Over the past few years cancer researchers have conducted several studies to determine if yoga can benefit those who are battling cancer, both in terms of alleviating symptoms as well as alleviating side effects from medications. The results have shown that yoga helps with lymphatic flow, breaks down scar tissue, and can help cancer survivors sleep better, feel more energetic.
Important things to consider before trying yoga
Like all practices, yoga comes with some risks:
- Risk of inexperienced instructors: Not all yoga teachers are experienced when it comes to students dealing with cancer so ask your oncologist or cancer center staff to recommend highly experienced yoga instructors who regularly work with cancer patients.
- Risk of lymphedema: In people who have had lymph nodes removed, some of the more strenuous yoga types and poses may present a risk for lymphedema.
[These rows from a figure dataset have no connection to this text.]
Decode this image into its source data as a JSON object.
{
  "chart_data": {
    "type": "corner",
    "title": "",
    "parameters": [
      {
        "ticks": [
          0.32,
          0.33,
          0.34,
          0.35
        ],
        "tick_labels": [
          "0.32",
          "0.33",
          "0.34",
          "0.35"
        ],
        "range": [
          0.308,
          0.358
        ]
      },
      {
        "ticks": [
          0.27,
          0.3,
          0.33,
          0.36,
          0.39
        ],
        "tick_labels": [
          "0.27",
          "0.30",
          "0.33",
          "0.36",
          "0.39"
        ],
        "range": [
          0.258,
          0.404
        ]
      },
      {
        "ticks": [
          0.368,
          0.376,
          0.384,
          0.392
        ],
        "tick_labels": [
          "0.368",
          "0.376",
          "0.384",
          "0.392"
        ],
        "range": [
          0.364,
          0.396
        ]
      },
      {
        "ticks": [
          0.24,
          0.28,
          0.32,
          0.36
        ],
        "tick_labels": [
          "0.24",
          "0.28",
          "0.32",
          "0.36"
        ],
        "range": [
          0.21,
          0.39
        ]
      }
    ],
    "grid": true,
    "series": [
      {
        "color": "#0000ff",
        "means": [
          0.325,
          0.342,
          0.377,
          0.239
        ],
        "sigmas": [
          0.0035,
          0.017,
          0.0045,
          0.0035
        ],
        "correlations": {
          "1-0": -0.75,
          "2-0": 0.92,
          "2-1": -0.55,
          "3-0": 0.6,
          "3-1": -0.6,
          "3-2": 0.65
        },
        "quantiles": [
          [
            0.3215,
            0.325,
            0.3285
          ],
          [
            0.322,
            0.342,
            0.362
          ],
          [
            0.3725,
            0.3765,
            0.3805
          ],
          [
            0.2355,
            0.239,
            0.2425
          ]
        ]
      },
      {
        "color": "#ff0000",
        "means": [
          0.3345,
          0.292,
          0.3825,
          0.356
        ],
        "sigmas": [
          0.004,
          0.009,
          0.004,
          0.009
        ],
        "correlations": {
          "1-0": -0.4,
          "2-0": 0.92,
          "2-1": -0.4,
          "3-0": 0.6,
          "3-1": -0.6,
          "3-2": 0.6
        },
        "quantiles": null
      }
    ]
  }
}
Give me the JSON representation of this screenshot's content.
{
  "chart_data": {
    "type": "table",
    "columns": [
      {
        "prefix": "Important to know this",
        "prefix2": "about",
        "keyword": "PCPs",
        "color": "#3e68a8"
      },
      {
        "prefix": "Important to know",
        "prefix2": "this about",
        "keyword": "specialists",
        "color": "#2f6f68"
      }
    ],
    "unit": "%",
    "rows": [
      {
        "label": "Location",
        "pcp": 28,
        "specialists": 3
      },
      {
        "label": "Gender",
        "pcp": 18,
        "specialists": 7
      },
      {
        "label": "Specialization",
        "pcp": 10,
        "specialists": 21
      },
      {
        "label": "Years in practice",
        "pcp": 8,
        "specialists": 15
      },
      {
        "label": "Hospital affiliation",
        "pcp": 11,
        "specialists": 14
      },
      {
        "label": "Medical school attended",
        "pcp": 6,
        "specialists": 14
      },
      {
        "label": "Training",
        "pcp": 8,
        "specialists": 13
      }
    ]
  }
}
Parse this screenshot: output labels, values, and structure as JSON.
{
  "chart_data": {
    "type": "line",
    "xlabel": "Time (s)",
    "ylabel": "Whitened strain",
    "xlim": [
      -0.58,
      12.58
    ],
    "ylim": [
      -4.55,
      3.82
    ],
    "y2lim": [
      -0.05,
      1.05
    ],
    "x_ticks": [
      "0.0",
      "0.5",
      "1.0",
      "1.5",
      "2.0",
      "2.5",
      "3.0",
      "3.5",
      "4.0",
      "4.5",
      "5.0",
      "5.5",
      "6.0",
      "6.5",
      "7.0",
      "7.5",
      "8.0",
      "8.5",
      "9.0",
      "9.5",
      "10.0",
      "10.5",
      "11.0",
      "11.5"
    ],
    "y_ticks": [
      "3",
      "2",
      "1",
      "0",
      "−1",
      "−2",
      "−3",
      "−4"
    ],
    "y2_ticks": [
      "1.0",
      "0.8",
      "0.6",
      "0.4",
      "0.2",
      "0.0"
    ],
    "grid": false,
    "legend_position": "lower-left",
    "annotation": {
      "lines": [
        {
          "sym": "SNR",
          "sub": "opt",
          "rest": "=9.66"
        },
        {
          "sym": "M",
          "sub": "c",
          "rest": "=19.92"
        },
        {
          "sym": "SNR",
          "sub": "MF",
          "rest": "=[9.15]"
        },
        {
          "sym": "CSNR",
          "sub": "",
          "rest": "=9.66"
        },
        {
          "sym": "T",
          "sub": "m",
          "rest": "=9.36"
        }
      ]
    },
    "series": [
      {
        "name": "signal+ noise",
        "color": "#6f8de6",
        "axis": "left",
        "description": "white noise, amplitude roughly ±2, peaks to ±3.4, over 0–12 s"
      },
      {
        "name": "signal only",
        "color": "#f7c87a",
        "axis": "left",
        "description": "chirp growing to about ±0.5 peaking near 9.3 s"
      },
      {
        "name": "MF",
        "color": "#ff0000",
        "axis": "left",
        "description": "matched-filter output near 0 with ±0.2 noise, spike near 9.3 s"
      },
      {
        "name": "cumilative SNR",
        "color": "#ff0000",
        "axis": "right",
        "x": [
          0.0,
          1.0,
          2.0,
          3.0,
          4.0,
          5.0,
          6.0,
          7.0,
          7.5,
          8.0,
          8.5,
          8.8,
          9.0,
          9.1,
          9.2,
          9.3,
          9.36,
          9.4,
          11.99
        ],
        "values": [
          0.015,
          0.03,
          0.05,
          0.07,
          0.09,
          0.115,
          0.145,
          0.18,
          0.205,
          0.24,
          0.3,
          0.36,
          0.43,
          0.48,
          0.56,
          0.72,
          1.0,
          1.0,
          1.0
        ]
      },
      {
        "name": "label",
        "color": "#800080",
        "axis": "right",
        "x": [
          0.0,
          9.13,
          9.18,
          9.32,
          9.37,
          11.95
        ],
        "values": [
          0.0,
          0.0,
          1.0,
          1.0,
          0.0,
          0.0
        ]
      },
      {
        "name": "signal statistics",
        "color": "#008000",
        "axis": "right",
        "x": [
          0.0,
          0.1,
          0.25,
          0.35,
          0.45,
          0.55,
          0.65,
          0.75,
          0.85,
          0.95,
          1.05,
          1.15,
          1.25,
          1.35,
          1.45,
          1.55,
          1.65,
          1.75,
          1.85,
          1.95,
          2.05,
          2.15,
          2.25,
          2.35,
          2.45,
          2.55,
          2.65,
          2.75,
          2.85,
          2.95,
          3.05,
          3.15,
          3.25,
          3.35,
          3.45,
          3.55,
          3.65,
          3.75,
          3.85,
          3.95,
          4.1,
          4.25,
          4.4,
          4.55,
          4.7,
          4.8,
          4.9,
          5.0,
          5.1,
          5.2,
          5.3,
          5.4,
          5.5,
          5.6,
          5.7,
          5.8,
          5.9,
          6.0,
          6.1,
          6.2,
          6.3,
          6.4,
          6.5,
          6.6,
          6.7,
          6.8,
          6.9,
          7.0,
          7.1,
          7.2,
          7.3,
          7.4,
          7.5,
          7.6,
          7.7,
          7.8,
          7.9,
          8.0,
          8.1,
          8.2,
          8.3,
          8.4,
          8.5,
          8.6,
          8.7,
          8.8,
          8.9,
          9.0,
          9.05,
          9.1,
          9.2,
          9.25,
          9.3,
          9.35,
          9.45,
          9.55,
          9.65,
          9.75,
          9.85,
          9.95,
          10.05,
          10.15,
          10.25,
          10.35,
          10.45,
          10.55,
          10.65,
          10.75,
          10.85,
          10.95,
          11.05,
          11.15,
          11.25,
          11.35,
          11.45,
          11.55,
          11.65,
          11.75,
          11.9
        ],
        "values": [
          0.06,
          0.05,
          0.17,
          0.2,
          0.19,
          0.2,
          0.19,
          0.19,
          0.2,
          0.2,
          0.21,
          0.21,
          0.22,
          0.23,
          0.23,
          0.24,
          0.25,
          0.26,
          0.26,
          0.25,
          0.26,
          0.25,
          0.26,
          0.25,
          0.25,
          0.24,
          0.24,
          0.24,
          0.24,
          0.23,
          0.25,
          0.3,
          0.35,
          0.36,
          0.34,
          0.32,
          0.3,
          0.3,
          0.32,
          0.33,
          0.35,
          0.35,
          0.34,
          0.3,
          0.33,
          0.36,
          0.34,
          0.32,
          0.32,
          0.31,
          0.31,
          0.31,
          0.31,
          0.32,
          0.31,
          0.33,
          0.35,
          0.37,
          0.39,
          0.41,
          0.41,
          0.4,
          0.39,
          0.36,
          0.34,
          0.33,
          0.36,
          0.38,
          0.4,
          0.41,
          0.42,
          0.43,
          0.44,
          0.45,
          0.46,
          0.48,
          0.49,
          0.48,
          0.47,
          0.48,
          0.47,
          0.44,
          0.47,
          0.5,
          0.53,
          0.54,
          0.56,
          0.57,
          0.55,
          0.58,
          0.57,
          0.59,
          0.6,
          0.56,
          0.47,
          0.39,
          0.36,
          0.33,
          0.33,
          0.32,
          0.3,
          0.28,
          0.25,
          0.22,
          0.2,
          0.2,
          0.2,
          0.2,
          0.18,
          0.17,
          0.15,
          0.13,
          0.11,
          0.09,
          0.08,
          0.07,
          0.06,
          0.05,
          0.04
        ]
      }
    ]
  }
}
A yoga teacher who has experience with breast cancer patients will know which yoga types and poses are safe.
- Risk of fracture in people with bone metastasis: In people with breast cancer that has metastasized to the bone, some types of yoga may carry a risk of fractures. If you have bone metastasis, ask your doctor whether yoga is right for you, or if there is a gentle form of yoga or another practice that might work better, such as meditation or guided imagery. Always check with your doctor before you begin a yoga practice.
As with many other cancers, early detection is absolutely crucial in ensuring effective treatment and a positive outcome – and about 90% of women who are diagnosed early with breast cancer and treated appropriately survive for many years.